O diretor, por sua vez, se sai tão mal quanto a roteirista. Mostrando uma total ausência de domínio da técnica cinematográfica (para mostrar o consultório de Malka, ele usa establishing shot – tipo de plano que serve para situar o espectador – duas vezes!), Alexandre Reinecke tem a mania irritante de terminar quase todas as cenas aumentando a trilha sonora, como se fosse a sua assinatura ou marca autoral. Ele não só não percebe a péssima qualidade das músicas compostas por Zeca Baleiro, como sente a necessidade de ressaltá-la a todo momento no filme. Ao longo da projeção, vi a minha atenção sendo constantemente desviada da história para a contagem de quantas vezes o diretor aplicou esse “recurso”. Não revelarei o número, mas aviso que é assustador.

O Amor no Divã

Exibindo ter também imensas dificuldades na construção do ritmo (o filme é interrompido diversas vezes por declarações feitas diretamente para a câmera por dois casais de estranhos que, além de repetirem coisas vistas noutros momentos do filme, não são nem um pouco engraçadas), o diretor, ao lado dos montadores Duda Izique e Leon Mosditchian, expõem um completo desconhecimento do que é timing cômico. Isso fica claro desde o início. Percebam como no começo, quando Roberta e José reagem indiferentemente ao jantar feito por seus respectivos parceiros, ao invés de mostrarem simultaneamente a reação dos dois através da tela dividida e conseguir, assim, ressaltar o humor, eles investem numa montagem alternada que deixa o momento previsível e comicamente inócuo. Vejam, também, como na cena em que Miguel e Roberta dizem um para o outro o quão maravilhoso deve ser o casamento de José e Malka, a opção de colocar depois de cada fala imagens que provam justamente o contrário, ou seja, que revelam a verdadeira natureza da vida a dois do casal mais velho, deixa o momento óbvio e repetitivo.

Assim como o diretor e os montadores, quem também revela a falta de timing cômico é Paulo Vilhena.
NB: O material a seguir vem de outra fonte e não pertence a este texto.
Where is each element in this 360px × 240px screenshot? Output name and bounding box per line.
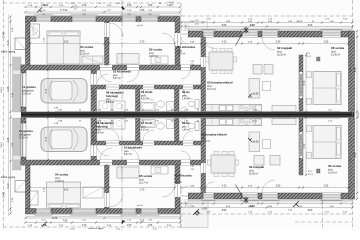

Os momentos em que reage socando o ar e os travesseiros em razão da falta de sexo com a parceira são tão embaraçosos que não pude deixar de sentir vergonha alheia com o mico que o ator estava pagando. E o que falar dos sustos que toma quando ouve a campainha usada por Malka nas sessões de terapia? Eu não sabia se ficava bravo com a falta de talento de Vilhena ou com os responsáveis pelo elenco por ter escalado um ator que não tem a menor condição de protagonizar momentos de comédia.

O Amor no Divã

Já os outros atores não contribuem em nada para a melhora do filme. Já surgindo em cena investindo em um exagero que deixa claro a origem teatral do texto, Fernanda Paes Leme, Zezé Polessa e Daniel Dantas constrangem tanto nos instantes dramáticos quanto nos mais cômicos, uma vez que o único recurso que usam são inflexões na voz, suavizando-a quando a cena é mais densa e aumentando-a sobremaneira quando a cena é mais exagerada. Além disso, um comentário deve ser feito sobre a dicção de Dantas, que é apressada e confusa, tornando quase impossível ouvir o que o ator diz em certos momentos do filme.

O Amor no Divã é um filme sem méritos. Não é engraçado, não entretém, é mal escrito, produzido, dirigido e atuado. Não pode nem ser chamado de cinema. É televisão de péssima qualidade exibida em salas escuras para um público maior. Poderia ser transmitido pela TV sem prejuízo algum. Fere a inteligência e sensibilidade do público. Trocando em miúdos, é uma daquelas obras sem motivo algum para existir.